Menguak Fakta Di Balik Kematian NK: Femisida yang Tak Cuma Sekadar Angka
Home > Detail

Menguak Fakta Di Balik Kematian NK: Femisida yang Tak Cuma Sekadar Angka

Bimo Aria Fundrika | Muhammad Yasir

Senin, 23 September 2024 | 14:41 WIB

Suara.com - Meninggalnya NK (18), seorang gadis penjual gorengan di Kabupaten Padang Pariaman, Sumatera Barat bukan pembunuhan biasa. Ia adalah korban femisida. NK ditarget dan dibunuh karena identitas gendernya. 

NK hanyalah satu dari banyak korban femisida. Namanya kini terukir dalam deretan panjang kasus femisida yang terus terjadi dan berulang di Indonesia.

Lantas, mengapa pembunuhan berbasis gender ini terus terjadi berulang?

Peringatan: Artikel ini memuat detail yang mungkin dapat mengganggu kenyamanan Anda.

*****

Hari itu, Minggu sore, 8 September 2024, adalah akhir tragis bagi NK. Ia adalah perempuan berusia 18 tahun yang sehari-hari berjualan gorengan keliling kampung. 
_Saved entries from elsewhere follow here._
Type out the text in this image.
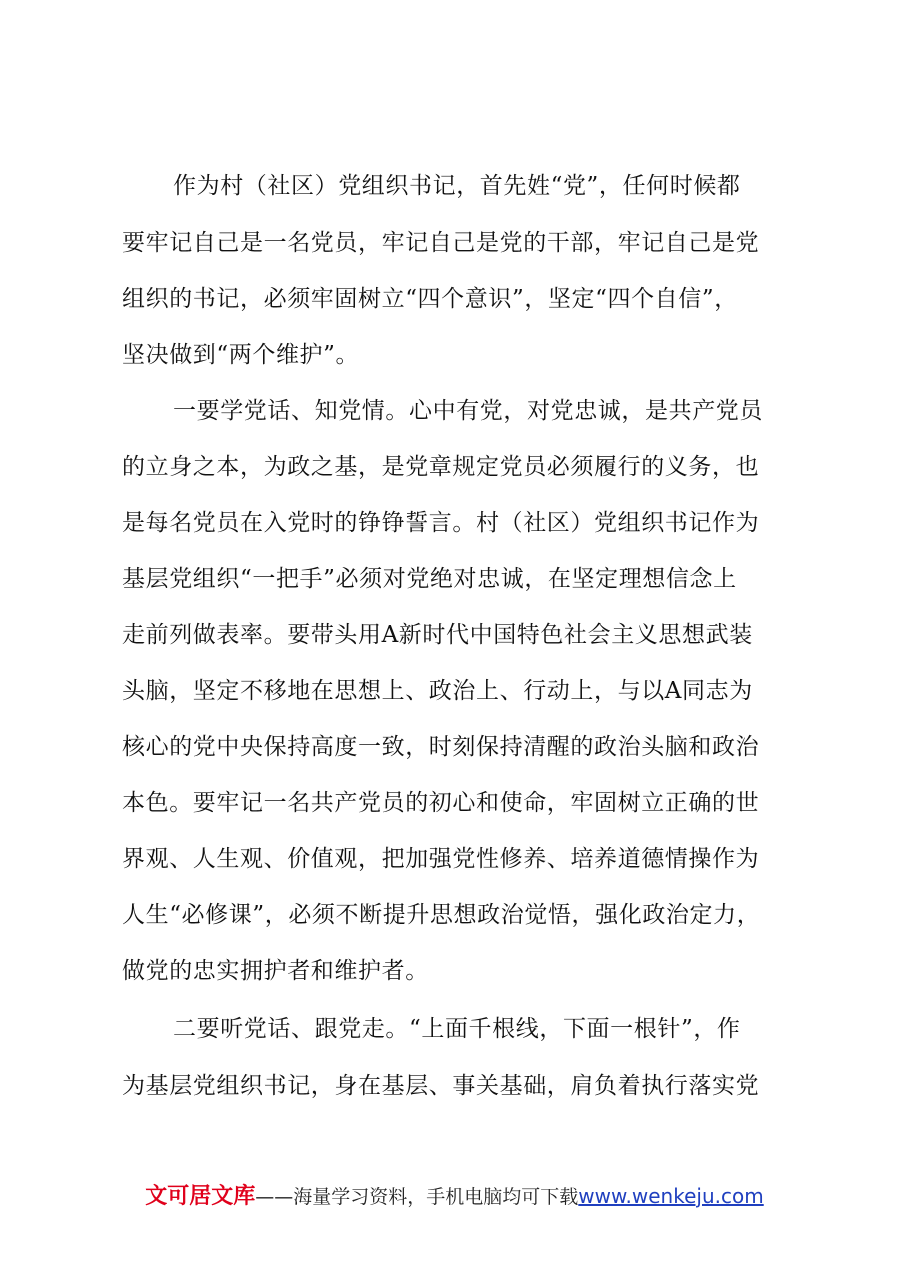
作为村（社区）党组织书记，首先姓“党”，任何时候都
要牢记自己是一名党员，牢记自己是党的干部，牢记自己是党
组织的书记，必须牢固树立“四个意识”，坚定“四个自信”，
坚决做到“两个维护”。
一要学党话、知党情。心中有党，对党忠诚，是共产党员
的立身之本，为政之基，是党章规定党员必须履行的义务，也
是每名党员在入党时的铮铮誓言。村（社区）党组织书记作为
基层党组织“一把手”必须对党绝对忠诚，在坚定理想信念上
走前列做表率。要带头用A新时代中国特色社会主义思想武装
头脑，坚定不移地在思想上、政治上、行动上，与以A同志为
核心的党中央保持高度一致，时刻保持清醒的政治头脑和政治
本色。要牢记一名共产党员的初心和使命，牢固树立正确的世
界观、人生观、价值观，把加强党性修养、培养道德情操作为
人生“必修课”，必须不断提升思想政治觉悟，强化政治定力，
做党的忠实拥护者和维护者。
二要听党话、跟党走。“上面千根线，下面一根针”，作
为基层党组织书记，身在基层、事关基础，肩负着执行落实党
文可居文库——海量学习资料，手机电脑均可下载www.wenkeju.com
Jasad NK ditemukan dalam kondisi tragis. Tubuhnya terkubur tanpa sehelai pakaian. Tangannya terikat. Ia meninggal di lereng kebun pinang milik warga di Korong Pasa Surau, Nagari Guguak. Sudut sepi dan sunyi, Kecamatan 2x11 Kayu Tanam, Kabupaten Padang Pariaman, menjadi saksi bisu kejamnya kejahatan yang menimpa NK.

Sebelas hari setelah jasad Nia ditemukan, anggota Satuan Reserse Kriminal Polres Padang Pariaman berhasil menangkap Indra. Warga Korong Pasa Surau itu ditemukan bersembunyi di loteng rumah kosong di Padang Kabau, Nagari Kayu Tanam.
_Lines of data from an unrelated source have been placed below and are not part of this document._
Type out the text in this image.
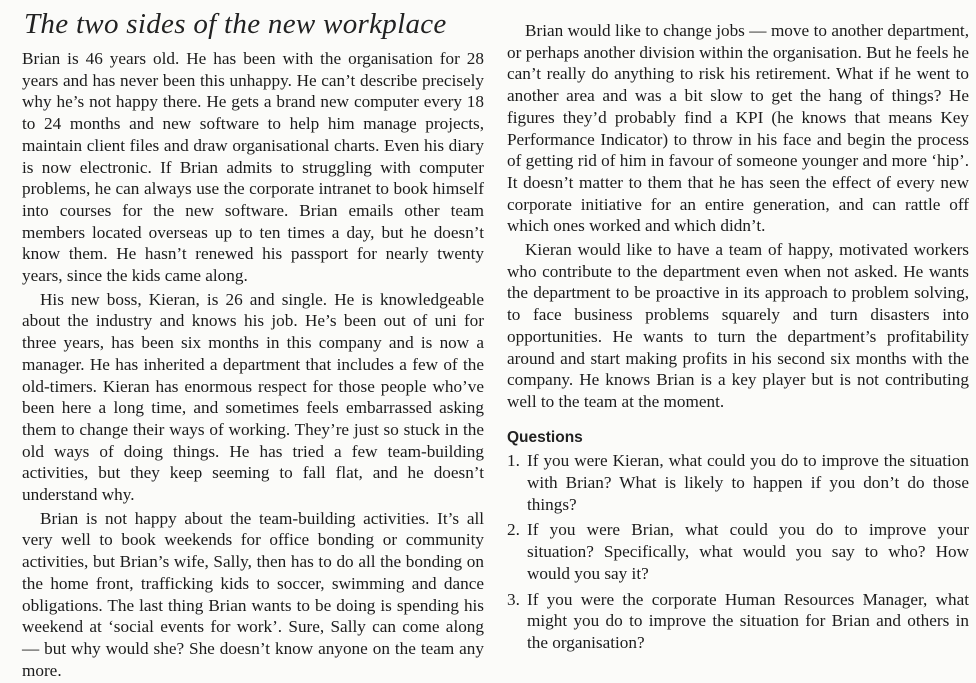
The two sides of the new workplace

Brian is 46 years old. He has been with the organisation for 28 years and has never been this unhappy. He can’t describe precisely why he’s not happy there. He gets a brand new computer every 18 to 24 months and new software to help him manage projects, maintain client files and draw organisational charts. Even his diary is now electronic. If Brian admits to struggling with computer problems, he can always use the corporate intranet to book himself into courses for the new software. Brian emails other team members located overseas up to ten times a day, but he doesn’t know them. He hasn’t renewed his passport for nearly twenty years, since the kids came along.

His new boss, Kieran, is 26 and single. He is knowledgeable about the industry and knows his job. He’s been out of uni for three years, has been six months in this company and is now a manager. He has inherited a department that includes a few of the old-timers. Kieran has enormous respect for those people who’ve been here a long time, and sometimes feels embarrassed asking them to change their ways of working. They’re just so stuck in the old ways of doing things. He has tried a few team-building activities, but they keep seeming to fall flat, and he doesn’t understand why.

Brian is not happy about the team-building activities. It’s all very well to book weekends for office bonding or community activities, but Brian’s wife, Sally, then has to do all the bonding on the home front, trafficking kids to soccer, swimming and dance obligations. The last thing Brian wants to be doing is spending his weekend at ‘social events for work’. Sure, Sally can come along — but why would she? She doesn’t know anyone on the team any more.

Brian would like to change jobs — move to another department, or perhaps another division within the organisation. But he feels he can’t really do anything to risk his retirement. What if he went to another area and was a bit slow to get the hang of things? He figures they’d probably find a KPI (he knows that means Key Performance Indicator) to throw in his face and begin the process of getting rid of him in favour of someone younger and more ‘hip’. It doesn’t matter to them that he has seen the effect of every new corporate initiative for an entire generation, and can rattle off which ones worked and which didn’t.

Kieran would like to have a team of happy, motivated workers who contribute to the department even when not asked. He wants the department to be proactive in its approach to problem solving, to face business problems squarely and turn disasters into opportunities. He wants to turn the department’s profitability around and start making profits in his second six months with the company. He knows Brian is a key player but is not contributing well to the team at the moment.

Questions
1. If you were Kieran, what could you do to improve the situation with Brian? What is likely to happen if you don’t do those things?
2. If you were Brian, what could you do to improve your situation? Specifically, what would you say to who? How would you say it?
3. If you were the corporate Human Resources Manager, what might you do to improve the situation for Brian and others in the organisation?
Di sana, di balik keheningan, Indra berusaha kabur dari dosa kejahatan yang ia lakukan. 

Baju diduga milik pelaku pembunuhan Nia gadis penjual gorengan berhasil ditemukan anjing pelacak K9 Unit Polsatwa Ditsamapta Polda Sumbar. [dokumentasi]
Baju diduga milik pelaku pembunuhan Nia gadis penjual gorengan berhasil ditemukan anjing pelacak K9 Unit Polsatwa Ditsamapta Polda Sumbar. [dokumentasi]

Hasil penyelidikan mengungkapkan bahwa Indra telah merencanakan kejahatan ini dengan penuh kesadaran.  Pada Jumat, 6 September 2024, sekitar pukul 17.00 WIB, saat tengah nongkrong bersama tiga temannya, ia melihat NK menjajakan gorengan.

Ketika membeli gorengan darinya, niat busuk itu muncul. Ia berencana untuk memperkosanya. 

Setelah berpisah dengan teman-temannya, sekitar pukul 18.25 WIB di kawasan Pasar Gelombang, Indra melihat Nia yang sedang berjalan pulang. Diam-diam, mantan narapidana itu mulai mengikuti Nia.

Dengan gerakan cepat dan brutal, ia mengadang dan menyekapnya hingga tak sadarkan diri. Dalam keadaan tak berdaya, NK diikat dengan tali rafia di kaki dan tangan.

Gadis muda yang baru lulus SMA itu kemudian dibawa ke area perbukitan. Di sanalah, Indra melakukan kejahatannya, Ia memperkosa NK dengan keji. Namun, kekejaman Indra tak berhenti di situ. Setelahnya, tubuh NK diseret sejauh 200 meter menuju lereng kebun pinang milik warga di Korong Pasa Surau.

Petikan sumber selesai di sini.